Just over a year ago Shelter Cymru researchers interviewed 100 street homeless people in three parts of Wales. The results of that study were stark: people were literally trapped on the streets, partly by their own ill health and partly by the inability of services to reach out and offer the right kind of help.

Last week we spent some time in one of the three areas speaking to people sleeping rough to see how we could help and what, if anything, has changed.

In many ways, the stories we heard were the same. People told us of frustration with the system; difficulties chasing homelessness applications and gathering all the evidence that councils said people needed to produce, such as forms of ID or letters from the GP. We heard about the difficulty of trying to battle addiction while street homeless, with limited treatment services available.

We heard from people who’d been excluded from hostels and from people who were afraid of going into large-scale emergency accommodation. We also saw first-hand the work that’s taking place on the front line and heard from professionals how frustrating it can be to work with such a complex system.

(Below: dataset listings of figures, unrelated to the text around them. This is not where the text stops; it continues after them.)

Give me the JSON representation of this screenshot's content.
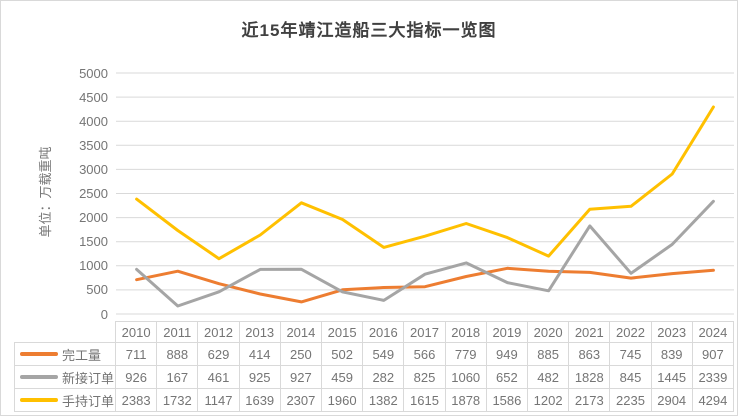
{
  "title": "近15年靖江造船三大指标一览图",
  "chart_data": {
    "type": "line",
    "title": "近15年靖江造船三大指标一览图",
    "ylabel": "单位：万载重吨",
    "xlabel": "",
    "categories": [
      "2010",
      "2011",
      "2012",
      "2013",
      "2014",
      "2015",
      "2016",
      "2017",
      "2018",
      "2019",
      "2020",
      "2021",
      "2022",
      "2023",
      "2024"
    ],
    "series": [
      {
        "name": "完工量",
        "color": "#ED7D31",
        "values": [
          711,
          888,
          629,
          414,
          250,
          502,
          549,
          566,
          779,
          949,
          885,
          863,
          745,
          839,
          907
        ]
      },
      {
        "name": "新接订单",
        "color": "#A5A5A5",
        "values": [
          926,
          167,
          461,
          925,
          927,
          459,
          282,
          825,
          1060,
          652,
          482,
          1828,
          845,
          1445,
          2339
        ]
      },
      {
        "name": "手持订单",
        "color": "#FFC000",
        "values": [
          2383,
          1732,
          1147,
          1639,
          2307,
          1960,
          1382,
          1615,
          1878,
          1586,
          1202,
          2173,
          2235,
          2904,
          4294
        ]
      }
    ],
    "ylim": [
      0,
      5000
    ],
    "ytick_step": 500,
    "ytick_labels": [
      "0",
      "500",
      "1000",
      "1500",
      "2000",
      "2500",
      "3000",
      "3500",
      "4000",
      "4500",
      "5000"
    ],
    "grid": true,
    "legend_position": "left-of-data-table",
    "data_table": true
  },
  "colors": {
    "background": "#FFFFFF",
    "frame_border": "#D9D9D9",
    "gridline": "#D9D9D9",
    "table_border": "#D9D9D9",
    "title_text": "#404040",
    "axis_text": "#757575"
  }
}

We heard from professionals and homeless people, and what was shockingly clear was that what we are currently offering is not enough.

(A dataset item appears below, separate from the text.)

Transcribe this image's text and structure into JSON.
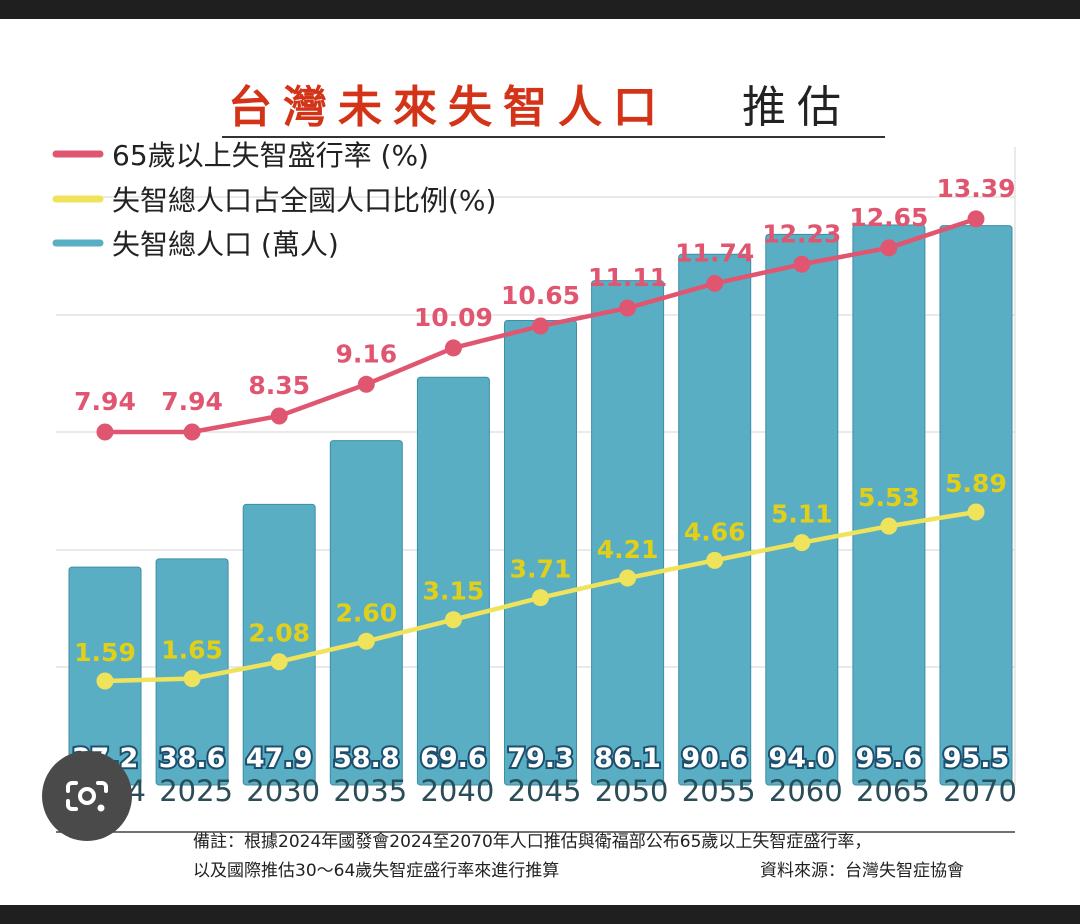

People are often expected to move through a complex system of different types of emergency accommodation before they are able to get a room in a hostel. They often don’t know from one day to the next whether they’ll have a space that night. We heard how destabilising this is for people and it was explained to us how a tent offers more stability and certainty than a space on the floor in emergency accommodation.

Rough sleeping is the most visible and acute form of homelessness, but Wales is experiencing high levels of homelessness of all types including people living in temporary accommodation, people sofa-surfing, and many more living in insecure housing situations that could easily lead to homelessness.

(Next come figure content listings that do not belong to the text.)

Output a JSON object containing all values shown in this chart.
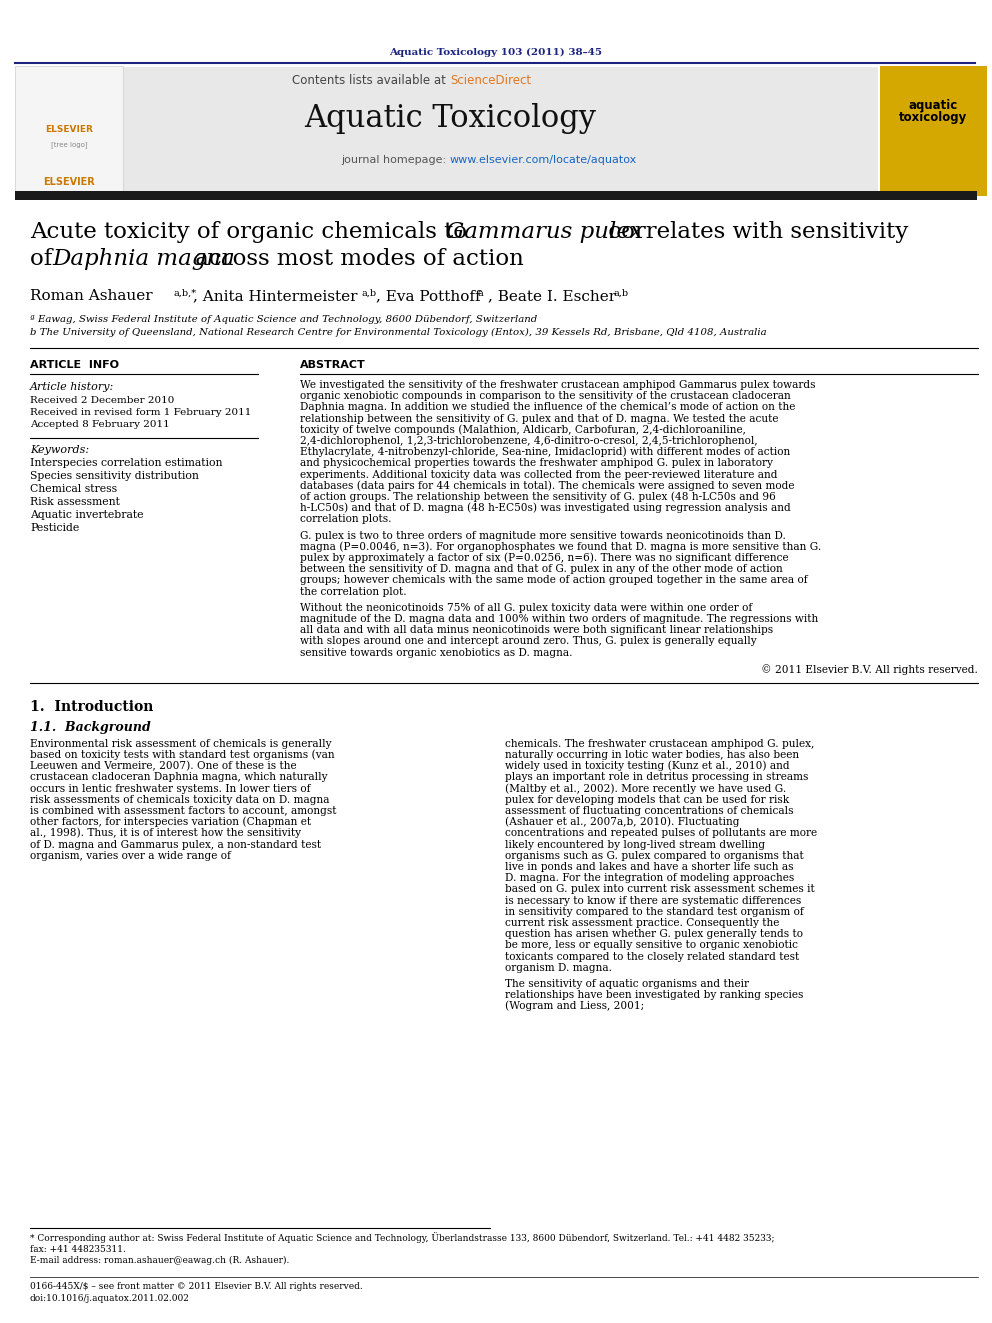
{
  "journal_line": "Aquatic Toxicology 103 (2011) 38–45",
  "contents_line": "Contents lists available at ScienceDirect",
  "journal_name": "Aquatic Toxicology",
  "journal_homepage_label": "journal homepage: ",
  "journal_homepage_url": "www.elsevier.com/locate/aquatox",
  "title_line1_normal": "Acute toxicity of organic chemicals to ",
  "title_line1_italic": "Gammarus pulex",
  "title_line1_normal2": " correlates with sensitivity",
  "title_line2_normal": "of ",
  "title_line2_italic": "Daphnia magna",
  "title_line2_normal2": " across most modes of action",
  "author1": "Roman Ashauer",
  "author1_sup": "a,b,*",
  "author2": ", Anita Hintermeister",
  "author2_sup": "a,b",
  "author3": ", Eva Potthoff",
  "author3_sup": "a",
  "author4": ", Beate I. Escher",
  "author4_sup": "a,b",
  "affil_a": "ª Eawag, Swiss Federal Institute of Aquatic Science and Technology, 8600 Dübendorf, Switzerland",
  "affil_b": "b The University of Queensland, National Research Centre for Environmental Toxicology (Entox), 39 Kessels Rd, Brisbane, Qld 4108, Australia",
  "article_info_title": "ARTICLE  INFO",
  "article_history_title": "Article history:",
  "received": "Received 2 December 2010",
  "received_revised": "Received in revised form 1 February 2011",
  "accepted": "Accepted 8 February 2011",
  "keywords_title": "Keywords:",
  "keywords": [
    "Interspecies correlation estimation",
    "Species sensitivity distribution",
    "Chemical stress",
    "Risk assessment",
    "Aquatic invertebrate",
    "Pesticide"
  ],
  "abstract_title": "ABSTRACT",
  "abstract_p1": "We investigated the sensitivity of the freshwater crustacean amphipod Gammarus pulex towards organic xenobiotic compounds in comparison to the sensitivity of the crustacean cladoceran Daphnia magna. In addition we studied the influence of the chemical’s mode of action on the relationship between the sensitivity of G. pulex and that of D. magna. We tested the acute toxicity of twelve compounds (Malathion, Aldicarb, Carbofuran, 2,4-dichloroaniline, 2,4-dichlorophenol, 1,2,3-trichlorobenzene, 4,6-dinitro-o-cresol, 2,4,5-trichlorophenol, Ethylacrylate, 4-nitrobenzyl-chloride, Sea-nine, Imidacloprid) with different modes of action and physicochemical properties towards the freshwater amphipod G. pulex in laboratory experiments. Additional toxicity data was collected from the peer-reviewed literature and databases (data pairs for 44 chemicals in total). The chemicals were assigned to seven mode of action groups. The relationship between the sensitivity of G. pulex (48 h-LC50s and 96 h-LC50s) and that of D. magna (48 h-EC50s) was investigated using regression analysis and correlation plots.",
  "abstract_p2": "    G. pulex is two to three orders of magnitude more sensitive towards neonicotinoids than D. magna (P=0.0046, n=3). For organophosphates we found that D. magna is more sensitive than G. pulex by approximately a factor of six (P=0.0256, n=6). There was no significant difference between the sensitivity of D. magna and that of G. pulex in any of the other mode of action groups; however chemicals with the same mode of action grouped together in the same area of the correlation plot.",
  "abstract_p3": "    Without the neonicotinoids 75% of all G. pulex toxicity data were within one order of magnitude of the D. magna data and 100% within two orders of magnitude. The regressions with all data and with all data minus neonicotinoids were both significant linear relationships with slopes around one and intercept around zero. Thus, G. pulex is generally equally sensitive towards organic xenobiotics as D. magna.",
  "copyright": "© 2011 Elsevier B.V. All rights reserved.",
  "intro_title": "1.  Introduction",
  "intro_subtitle": "1.1.  Background",
  "intro_p1_left": "Environmental risk assessment of chemicals is generally based on toxicity tests with standard test organisms (van Leeuwen and Vermeire, 2007). One of these is the crustacean cladoceran Daphnia magna, which naturally occurs in lentic freshwater systems. In lower tiers of risk assessments of chemicals toxicity data on D. magna is combined with assessment factors to account, amongst other factors, for interspecies variation (Chapman et al., 1998). Thus, it is of interest how the sensitivity of D. magna and Gammarus pulex, a non-standard test organism, varies over a wide range of",
  "intro_p1_right": "chemicals. The freshwater crustacean amphipod G. pulex, naturally occurring in lotic water bodies, has also been widely used in toxicity testing (Kunz et al., 2010) and plays an important role in detritus processing in streams (Maltby et al., 2002). More recently we have used G. pulex for developing models that can be used for risk assessment of fluctuating concentrations of chemicals (Ashauer et al., 2007a,b, 2010). Fluctuating concentrations and repeated pulses of pollutants are more likely encountered by long-lived stream dwelling organisms such as G. pulex compared to organisms that live in ponds and lakes and have a shorter life such as D. magna. For the integration of modeling approaches based on G. pulex into current risk assessment schemes it is necessary to know if there are systematic differences in sensitivity compared to the standard test organism of current risk assessment practice. Consequently the question has arisen whether G. pulex generally tends to be more, less or equally sensitive to organic xenobiotic toxicants compared to the closely related standard test organism D. magna.",
  "sensitivity_right": "    The sensitivity of aquatic organisms and their relationships have been investigated by ranking species (Wogram and Liess, 2001;",
  "footnote_star": "* Corresponding author at: Swiss Federal Institute of Aquatic Science and Technology, Überlandstrasse 133, 8600 Dübendorf, Switzerland. Tel.: +41 4482 35233;",
  "footnote_star2": "fax: +41 448235311.",
  "footnote_email": "E-mail address: roman.ashauer@eawag.ch (R. Ashauer).",
  "footer_issn": "0166-445X/$ – see front matter © 2011 Elsevier B.V. All rights reserved.",
  "footer_doi": "doi:10.1016/j.aquatox.2011.02.002",
  "header_color": "#1a237e",
  "sciencedirect_color": "#e07820",
  "link_color": "#1565c0",
  "header_bg": "#e8e8e8",
  "black_bar_color": "#1a1a1a",
  "page_bg": "#ffffff",
  "cover_yellow": "#d4a800"
}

So what does this tell us? We need change… a big change. We need to make sure that we are offering people stable and secure homes; and we need to provide the right support at the right time.

We need to build social housing – especially one- and two-bed homes, for which there is massive demand.

We need to get services working together in a joined up way so that evictions are genuinely a last resort and when they do happen, they don’t lead to homelessness.

For people with complex unmet needs, we know that Housing First works. This has been done elsewhere successfully and is starting to take off in Wales but we need it at scale. The biggest argument against Housing First is cost: however we know it saves money elsewhere, such as the NHS. There still hasn’t been an assessment of what it would cost to meet the full scale of need in Wales, but we are talking about hundreds, not thousands of households.

We also need to learn from services within Wales that achieve high success rates by rapidly rehousing people into their own homes, rather than pushing everybody through the hostel system.

Because of welfare reform and austerity, it is harder for homeless people to find homes than it has been for many years. This situation was not created within Wales, but we have the tools to address it. We should be aiming to end homelessness, not merely to manage it.